I was appalled when I read the Government & Policy Concentrate on chemical spills at DuPont (C&EN, Sept. 8, page 20). It clearly stated: “A day later, the toxic gas oleum leaked.”
When I graduated in 1959, oleum (also called fuming sulfuric acid) was an oily, heavy liquid! MSDS sheets concur. Doesn’t anybody at C&EN have knowledge of basic chemical substances anymore? To see such an error in Chemical & Engineering News is shocking.
Armin Brahm
Lake Charles, La.
First, I want to compliment C&EN for its generally broad and enlightened coverage of important topics and new discoveries in this amazing age of big data, multidisciplinary research, and fantastic breakthroughs, especially in the molecular bioscience area.

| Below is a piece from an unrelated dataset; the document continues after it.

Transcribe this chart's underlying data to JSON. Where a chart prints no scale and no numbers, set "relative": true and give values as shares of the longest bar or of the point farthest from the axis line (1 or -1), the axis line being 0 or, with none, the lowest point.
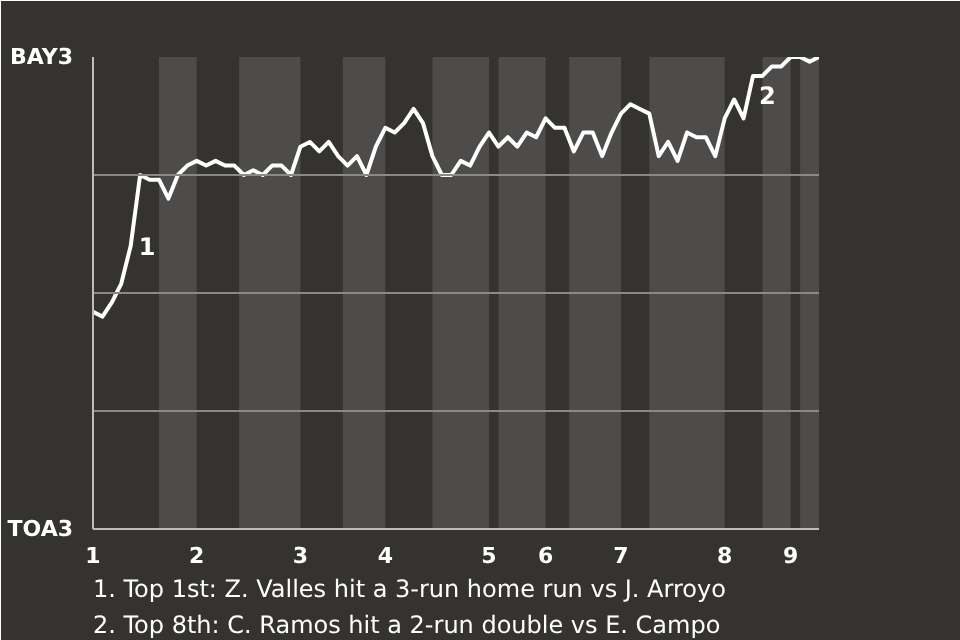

Keep up the good work.
I have to say, though, that I was taken aback to read in a News of the Week brief on the print contents page of the Sept. 22 issue that “Plants engineered with a different version of the Rubisco enzyme produce more CO2 faster.” As pointed out in the actual story, “engineered plants had higher rates of CO2 conversion compared with a control group” (page 8), meaning that the cyanobacterial enzyme incorporated fixed CO2 into them faster than the wild-type plant enzyme that it replaced—which, of course, was the whole idea behind the engineering project described!
Reasonably sophisticated readers will smile and brush this boo-boo off. But in an area of such great significance to the future welfare of this planet, such confusion does a disservice to readers (especially young readers) who have little or no background in this most critical part of the carbon cycle. Please proofread for meaning, not just typos!